Saguenay, 5 juillet // Quarante repas ont été distribués aujourd’hui au centre-ville de Chicoutimi à l’occasion de la Marmite autogérée organisée par le Collectif anarchiste Emma Goldman. Le thème de l’événement était « la solidarité ne sera jamais confinée » pour souligner le rôle essentiel des réseaux d’entraide dans ce contexte difficile. Des sous-marins froids emballés étaient offerts en respectant la distanciation physique et les gens sur place ont pu prendre ou donner « au tas » [1] dans le marché gratuit. Bien sûr, les discussions et échanges de points de vue ont été plus que toute autre chose au cœur de l’événement.
Les grands oubliés et grandes oubliées de la pandémie ont été les personnes moins nanties et marginalisées. Ces personnes vivaient déjà des situations difficiles avec l’embourgeoisement du centre-ville. La hausse du coût des loyers, le harcèlement et la répression par les policiers et le désert alimentaire, de pair avec l’effritement du filet social et les politiques d’austérité, causaient déjà leur lot de misère dans le quartier. Aujourd’hui, dans l’ombre des commerces de la rue Racine qui chantent le déconfinement en pleine rue se trouvent bien du monde qui en arrachent et qui n’ont pas reçu d’aides supplémentaires pour faire face à tous ces tracas.
Des locataires nous ont encore une fois fait part du prix exorbitant qu’exigeait leur propriétaire (exemple 530$/mois pour un 1 et demi tout petit) et des réparations qui se faisaient attendre durant des semaines. Pour une très grande partie des moins nanti-e-s, le loyer prend la plus grande part de leur revenu. Nous avons bien vu avec la maison de chambre du 734 rue Racine l’an dernier que la ville tolère que les propriétaires de taudis continuent leur exploitation sans scrupule, même après un incendie avec des dégâts considérables (et un mort dans ce cas).

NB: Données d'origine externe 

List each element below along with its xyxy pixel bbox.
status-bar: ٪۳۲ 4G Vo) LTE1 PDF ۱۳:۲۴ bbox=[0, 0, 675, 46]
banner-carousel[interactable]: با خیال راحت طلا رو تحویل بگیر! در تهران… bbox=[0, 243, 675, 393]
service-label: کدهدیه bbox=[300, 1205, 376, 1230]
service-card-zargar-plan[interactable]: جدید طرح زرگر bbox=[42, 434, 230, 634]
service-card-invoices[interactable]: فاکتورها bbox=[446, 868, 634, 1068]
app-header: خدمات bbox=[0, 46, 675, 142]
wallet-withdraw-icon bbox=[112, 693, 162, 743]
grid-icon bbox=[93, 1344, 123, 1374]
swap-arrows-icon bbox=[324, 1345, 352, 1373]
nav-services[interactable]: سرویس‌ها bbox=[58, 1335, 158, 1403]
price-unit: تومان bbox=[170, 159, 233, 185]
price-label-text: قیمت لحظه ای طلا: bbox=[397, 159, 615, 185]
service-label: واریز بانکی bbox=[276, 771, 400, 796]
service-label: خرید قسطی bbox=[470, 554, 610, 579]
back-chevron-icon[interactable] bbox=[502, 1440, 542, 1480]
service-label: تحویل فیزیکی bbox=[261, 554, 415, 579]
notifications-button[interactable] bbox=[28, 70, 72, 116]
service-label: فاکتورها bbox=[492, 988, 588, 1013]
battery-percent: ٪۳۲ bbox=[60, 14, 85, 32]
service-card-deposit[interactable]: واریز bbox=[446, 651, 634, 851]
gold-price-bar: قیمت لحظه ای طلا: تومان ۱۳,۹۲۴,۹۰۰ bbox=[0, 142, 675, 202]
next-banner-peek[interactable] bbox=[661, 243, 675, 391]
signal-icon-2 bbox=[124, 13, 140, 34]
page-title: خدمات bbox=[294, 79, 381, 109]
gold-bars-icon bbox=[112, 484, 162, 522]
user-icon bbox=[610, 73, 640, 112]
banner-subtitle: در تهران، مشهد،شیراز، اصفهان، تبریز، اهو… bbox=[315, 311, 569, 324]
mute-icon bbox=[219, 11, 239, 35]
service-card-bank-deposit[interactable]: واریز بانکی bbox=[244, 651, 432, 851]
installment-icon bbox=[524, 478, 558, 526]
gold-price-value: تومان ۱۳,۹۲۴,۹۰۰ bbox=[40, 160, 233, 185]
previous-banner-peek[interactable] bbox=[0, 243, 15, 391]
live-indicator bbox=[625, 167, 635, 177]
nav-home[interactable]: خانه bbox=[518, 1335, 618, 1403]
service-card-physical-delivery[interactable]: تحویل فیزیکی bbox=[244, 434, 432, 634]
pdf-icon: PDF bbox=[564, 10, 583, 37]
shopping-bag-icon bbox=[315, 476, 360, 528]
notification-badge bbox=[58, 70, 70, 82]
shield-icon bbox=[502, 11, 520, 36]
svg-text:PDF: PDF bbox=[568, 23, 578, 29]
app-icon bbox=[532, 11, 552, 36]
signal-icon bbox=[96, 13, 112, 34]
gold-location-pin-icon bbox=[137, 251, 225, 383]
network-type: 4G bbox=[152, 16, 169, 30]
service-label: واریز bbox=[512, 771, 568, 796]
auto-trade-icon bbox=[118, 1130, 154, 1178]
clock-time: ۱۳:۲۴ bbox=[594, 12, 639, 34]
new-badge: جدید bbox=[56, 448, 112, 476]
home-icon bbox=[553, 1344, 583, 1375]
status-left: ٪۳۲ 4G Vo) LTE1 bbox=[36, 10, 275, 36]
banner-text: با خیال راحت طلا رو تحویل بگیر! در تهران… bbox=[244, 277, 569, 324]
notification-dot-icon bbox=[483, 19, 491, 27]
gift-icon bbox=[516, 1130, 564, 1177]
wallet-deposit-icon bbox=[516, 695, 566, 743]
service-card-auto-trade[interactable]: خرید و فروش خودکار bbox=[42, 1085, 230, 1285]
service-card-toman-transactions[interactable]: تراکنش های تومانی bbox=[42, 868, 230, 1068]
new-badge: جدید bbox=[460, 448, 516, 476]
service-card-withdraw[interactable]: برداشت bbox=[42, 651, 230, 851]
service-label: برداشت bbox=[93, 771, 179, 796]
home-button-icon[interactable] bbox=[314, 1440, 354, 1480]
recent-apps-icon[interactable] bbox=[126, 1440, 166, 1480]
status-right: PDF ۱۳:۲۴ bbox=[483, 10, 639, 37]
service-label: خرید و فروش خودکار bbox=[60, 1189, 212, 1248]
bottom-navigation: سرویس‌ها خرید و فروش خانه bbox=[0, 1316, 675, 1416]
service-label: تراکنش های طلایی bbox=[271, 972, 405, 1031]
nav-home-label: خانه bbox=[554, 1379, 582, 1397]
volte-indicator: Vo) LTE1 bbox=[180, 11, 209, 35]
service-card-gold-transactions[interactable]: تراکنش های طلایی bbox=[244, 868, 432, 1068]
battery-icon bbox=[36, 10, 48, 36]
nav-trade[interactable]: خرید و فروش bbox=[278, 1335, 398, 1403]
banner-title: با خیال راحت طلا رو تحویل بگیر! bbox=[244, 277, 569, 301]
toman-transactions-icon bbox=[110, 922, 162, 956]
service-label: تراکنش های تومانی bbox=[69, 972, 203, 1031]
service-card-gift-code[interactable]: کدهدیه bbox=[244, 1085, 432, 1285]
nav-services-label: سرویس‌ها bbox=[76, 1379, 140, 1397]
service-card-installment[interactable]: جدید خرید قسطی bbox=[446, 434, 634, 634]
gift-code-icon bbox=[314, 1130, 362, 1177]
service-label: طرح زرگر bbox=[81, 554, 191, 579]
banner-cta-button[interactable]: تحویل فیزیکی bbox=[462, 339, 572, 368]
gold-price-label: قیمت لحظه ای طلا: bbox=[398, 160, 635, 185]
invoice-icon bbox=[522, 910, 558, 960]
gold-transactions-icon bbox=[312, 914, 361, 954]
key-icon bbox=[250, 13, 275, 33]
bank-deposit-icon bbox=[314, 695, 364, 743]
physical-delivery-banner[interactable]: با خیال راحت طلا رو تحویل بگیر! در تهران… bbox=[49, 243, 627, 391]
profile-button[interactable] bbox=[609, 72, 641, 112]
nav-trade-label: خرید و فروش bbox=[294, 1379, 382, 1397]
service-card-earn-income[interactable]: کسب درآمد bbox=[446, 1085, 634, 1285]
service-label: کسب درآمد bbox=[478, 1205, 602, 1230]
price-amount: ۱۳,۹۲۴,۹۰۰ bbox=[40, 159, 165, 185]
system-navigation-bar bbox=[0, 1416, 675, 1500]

La pandémie a accru la difficulté de payer des gens et a donné de nouvelles excuses aux propriétaires qui négligent le logis de leurs locataires. Par contre, seules les entreprises ont eu de l’aide.
La Marmite autogérée se veut une réponse autonome et libertaire aux besoins du quartier. Nous ne recevons aucun financement. Nous sommes des travailleurs et des travailleuses et des sans-emplois du quartier qui veulent favoriser l’entraide en offrant à tous et toutes, sans distinction, un repas nourrissant gratuit pour tous les appétits. Nous sommes critiques de la direction du mouvement communautaire et de ses bailleurs de fonds (étatique ou privé) à travers l’institutionnalisation et des pratiques s’apparentant à la charité chrétienne. Les mobilisations collectives par la base et l’éducation populaire sont essentielles pour retrouver la dignité, ainsi qu’une voix dans ce système. À travers la Marmite autogérée, nous voulons encourager le développement de réseaux d’entraide et la multiplication des initiatives autonomes de solidarité.
Collectif anarchiste Emma Goldman
[1] En référence à l’expression économique de Pierre Kropotkine dans « La conquête du pain ».